Having low self-esteem can make students be in the position of being inclined to peer pressure. Self-esteem is appraisal of self-confidence and those without confidence have the habit of giving in to pressure of their fellow peers. So students with low self-esteem tend to concentration more on negative aspects like engaging in excessive beer drinking as matched to the positive qualities of their personalities. Peers affect the choices of political party to identify with, the candidate to support and whether to turn out to vote. At the University of Zambia, political affiliation triggers peer pressure among students. Since a peer group is a social and primary group of people with similar interest, age, educational background and social status they can also be very different with people from different social and economic backgrounds. This research has proven that for a person to fit in a given group they have to imitate the belief system of the group, for instance be of the same income bracket. Students tend to join groups because of the belief and love for a certain political group.

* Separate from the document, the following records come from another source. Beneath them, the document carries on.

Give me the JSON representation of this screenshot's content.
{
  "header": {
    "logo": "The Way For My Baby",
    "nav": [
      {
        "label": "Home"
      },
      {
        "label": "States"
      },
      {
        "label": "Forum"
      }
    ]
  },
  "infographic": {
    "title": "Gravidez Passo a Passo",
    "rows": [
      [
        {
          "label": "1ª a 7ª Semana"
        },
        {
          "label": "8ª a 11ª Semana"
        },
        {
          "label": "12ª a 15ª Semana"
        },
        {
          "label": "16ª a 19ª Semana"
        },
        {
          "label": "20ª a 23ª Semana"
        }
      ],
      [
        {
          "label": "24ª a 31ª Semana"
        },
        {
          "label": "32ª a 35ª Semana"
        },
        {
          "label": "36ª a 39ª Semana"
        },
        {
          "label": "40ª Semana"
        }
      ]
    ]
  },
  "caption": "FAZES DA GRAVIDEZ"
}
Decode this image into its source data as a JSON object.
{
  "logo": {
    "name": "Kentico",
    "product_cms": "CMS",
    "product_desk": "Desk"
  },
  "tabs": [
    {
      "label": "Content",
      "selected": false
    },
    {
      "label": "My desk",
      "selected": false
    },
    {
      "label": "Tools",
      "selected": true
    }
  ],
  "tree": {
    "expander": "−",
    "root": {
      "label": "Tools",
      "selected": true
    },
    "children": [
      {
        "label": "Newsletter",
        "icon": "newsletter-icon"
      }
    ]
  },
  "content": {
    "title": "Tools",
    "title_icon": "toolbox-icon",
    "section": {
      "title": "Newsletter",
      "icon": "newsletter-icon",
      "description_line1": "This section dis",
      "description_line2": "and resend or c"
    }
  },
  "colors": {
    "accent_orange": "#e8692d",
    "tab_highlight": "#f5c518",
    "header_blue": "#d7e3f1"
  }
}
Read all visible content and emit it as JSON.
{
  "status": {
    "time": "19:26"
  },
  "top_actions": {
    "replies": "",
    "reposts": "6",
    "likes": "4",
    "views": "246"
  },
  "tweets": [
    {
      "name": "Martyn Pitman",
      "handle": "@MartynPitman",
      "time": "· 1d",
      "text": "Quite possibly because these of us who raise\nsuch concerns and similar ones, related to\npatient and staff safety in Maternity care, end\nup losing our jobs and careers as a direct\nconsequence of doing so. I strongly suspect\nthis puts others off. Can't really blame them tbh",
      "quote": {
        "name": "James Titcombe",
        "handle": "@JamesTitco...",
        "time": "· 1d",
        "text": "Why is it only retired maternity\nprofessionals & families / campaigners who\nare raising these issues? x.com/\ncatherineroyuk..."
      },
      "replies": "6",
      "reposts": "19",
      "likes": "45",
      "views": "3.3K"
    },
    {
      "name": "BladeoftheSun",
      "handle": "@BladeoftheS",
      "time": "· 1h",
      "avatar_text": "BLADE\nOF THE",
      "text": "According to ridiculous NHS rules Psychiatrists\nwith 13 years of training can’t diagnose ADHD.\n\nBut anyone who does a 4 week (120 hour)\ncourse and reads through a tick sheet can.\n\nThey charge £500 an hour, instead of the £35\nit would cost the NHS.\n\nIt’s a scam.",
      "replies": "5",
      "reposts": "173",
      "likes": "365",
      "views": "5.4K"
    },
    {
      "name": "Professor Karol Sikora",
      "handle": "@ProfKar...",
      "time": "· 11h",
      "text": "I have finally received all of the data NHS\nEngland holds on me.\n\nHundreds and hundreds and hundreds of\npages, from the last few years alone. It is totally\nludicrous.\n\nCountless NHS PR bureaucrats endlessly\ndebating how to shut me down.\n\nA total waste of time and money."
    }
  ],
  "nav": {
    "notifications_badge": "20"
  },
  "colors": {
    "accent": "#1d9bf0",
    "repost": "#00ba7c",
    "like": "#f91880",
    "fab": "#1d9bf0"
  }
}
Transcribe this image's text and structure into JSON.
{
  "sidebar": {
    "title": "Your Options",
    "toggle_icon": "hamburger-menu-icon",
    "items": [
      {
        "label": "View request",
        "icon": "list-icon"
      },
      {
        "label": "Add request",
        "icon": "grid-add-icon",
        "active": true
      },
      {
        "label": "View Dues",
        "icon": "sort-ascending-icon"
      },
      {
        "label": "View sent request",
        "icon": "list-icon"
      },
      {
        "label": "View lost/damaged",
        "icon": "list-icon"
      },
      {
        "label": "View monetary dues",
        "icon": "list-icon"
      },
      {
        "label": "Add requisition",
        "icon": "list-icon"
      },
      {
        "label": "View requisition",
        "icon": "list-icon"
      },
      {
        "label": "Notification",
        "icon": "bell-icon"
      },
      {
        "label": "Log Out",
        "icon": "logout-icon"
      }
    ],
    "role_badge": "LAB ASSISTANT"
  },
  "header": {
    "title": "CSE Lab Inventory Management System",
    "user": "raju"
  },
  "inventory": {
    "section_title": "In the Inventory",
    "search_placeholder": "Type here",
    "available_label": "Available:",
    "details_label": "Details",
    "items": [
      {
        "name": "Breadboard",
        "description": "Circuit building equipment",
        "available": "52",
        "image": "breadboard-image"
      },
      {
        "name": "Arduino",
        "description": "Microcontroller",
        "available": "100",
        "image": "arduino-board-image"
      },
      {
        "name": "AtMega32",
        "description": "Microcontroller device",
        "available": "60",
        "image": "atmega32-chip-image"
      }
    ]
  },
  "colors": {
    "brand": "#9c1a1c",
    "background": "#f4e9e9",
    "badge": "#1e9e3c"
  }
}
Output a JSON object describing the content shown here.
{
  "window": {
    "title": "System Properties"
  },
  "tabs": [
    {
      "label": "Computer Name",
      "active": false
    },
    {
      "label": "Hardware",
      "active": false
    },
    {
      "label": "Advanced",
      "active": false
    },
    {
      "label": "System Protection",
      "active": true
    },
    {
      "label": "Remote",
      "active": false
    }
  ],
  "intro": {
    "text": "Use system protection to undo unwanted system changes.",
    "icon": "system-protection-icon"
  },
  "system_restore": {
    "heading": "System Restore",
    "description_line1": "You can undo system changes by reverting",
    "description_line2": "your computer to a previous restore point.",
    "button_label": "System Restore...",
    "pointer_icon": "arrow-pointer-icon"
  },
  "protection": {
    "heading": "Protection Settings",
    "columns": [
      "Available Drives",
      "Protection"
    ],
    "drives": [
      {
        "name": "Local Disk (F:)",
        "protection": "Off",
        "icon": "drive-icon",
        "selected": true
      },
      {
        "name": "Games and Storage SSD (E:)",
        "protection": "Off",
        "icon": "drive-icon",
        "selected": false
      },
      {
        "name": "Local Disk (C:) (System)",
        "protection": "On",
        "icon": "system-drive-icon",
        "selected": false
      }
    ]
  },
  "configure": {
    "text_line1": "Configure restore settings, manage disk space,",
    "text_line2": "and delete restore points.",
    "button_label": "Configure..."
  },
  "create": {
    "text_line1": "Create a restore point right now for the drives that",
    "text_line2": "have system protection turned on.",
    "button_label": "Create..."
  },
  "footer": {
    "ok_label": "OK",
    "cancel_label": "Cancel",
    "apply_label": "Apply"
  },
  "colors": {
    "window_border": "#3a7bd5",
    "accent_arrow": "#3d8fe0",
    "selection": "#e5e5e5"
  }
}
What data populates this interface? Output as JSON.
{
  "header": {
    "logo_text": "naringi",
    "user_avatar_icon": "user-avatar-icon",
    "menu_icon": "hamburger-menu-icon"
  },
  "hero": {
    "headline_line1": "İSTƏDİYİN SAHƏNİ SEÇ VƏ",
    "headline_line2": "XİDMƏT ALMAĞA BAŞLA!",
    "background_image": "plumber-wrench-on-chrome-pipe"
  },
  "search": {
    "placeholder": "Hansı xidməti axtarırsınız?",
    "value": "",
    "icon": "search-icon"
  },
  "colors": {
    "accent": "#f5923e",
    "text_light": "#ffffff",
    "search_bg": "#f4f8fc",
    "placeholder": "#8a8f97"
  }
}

Related interests and beliefs bring students together in a group may be because they can apprehend one another better than when they share altered interests and beliefs. This makes them stay and do activities together with or without many problems or fights. This symbolized a good number of the participants and this shows how essential interests and beliefs play a fundamental role for the students in this case to come together. But most of participants that were interviewed showed that these groups affect students in a negative way.
However, it was found that lifestyle is a necessity for one to fit a group. This is vital because it makes it easier for the group to understand and to get along well with each other. This is where the members of the group are subjected to staying together because maybe the clothes they wear and the food they eat is seen to be classic. Moreover, this can somehow be a problem if one does not share the groups’ lifestyle. For instance they look for clothes thought to be complying with the groups’ lifestyle which in turn drain them economically. According to the answers given by participants in an interview, it was noticed that lifestyle is another factor that trigger peer pressure.
In additional, under factors that trigger peer pressure, it was found that besides life style, need to belong and poverty, participants pointed to sexual desires, stress, ignorance, anxiety, protection, globalization, technology, not being assertive, lack of proper guidance, broken homes as other factors that cause peer pressure among students at the University of Zambia. However, it has been found that despite of two factors that trigger peer pressure reviewed in the literature, they are actually a number of other factors that trigger peer pressure among students at the University of Zambia.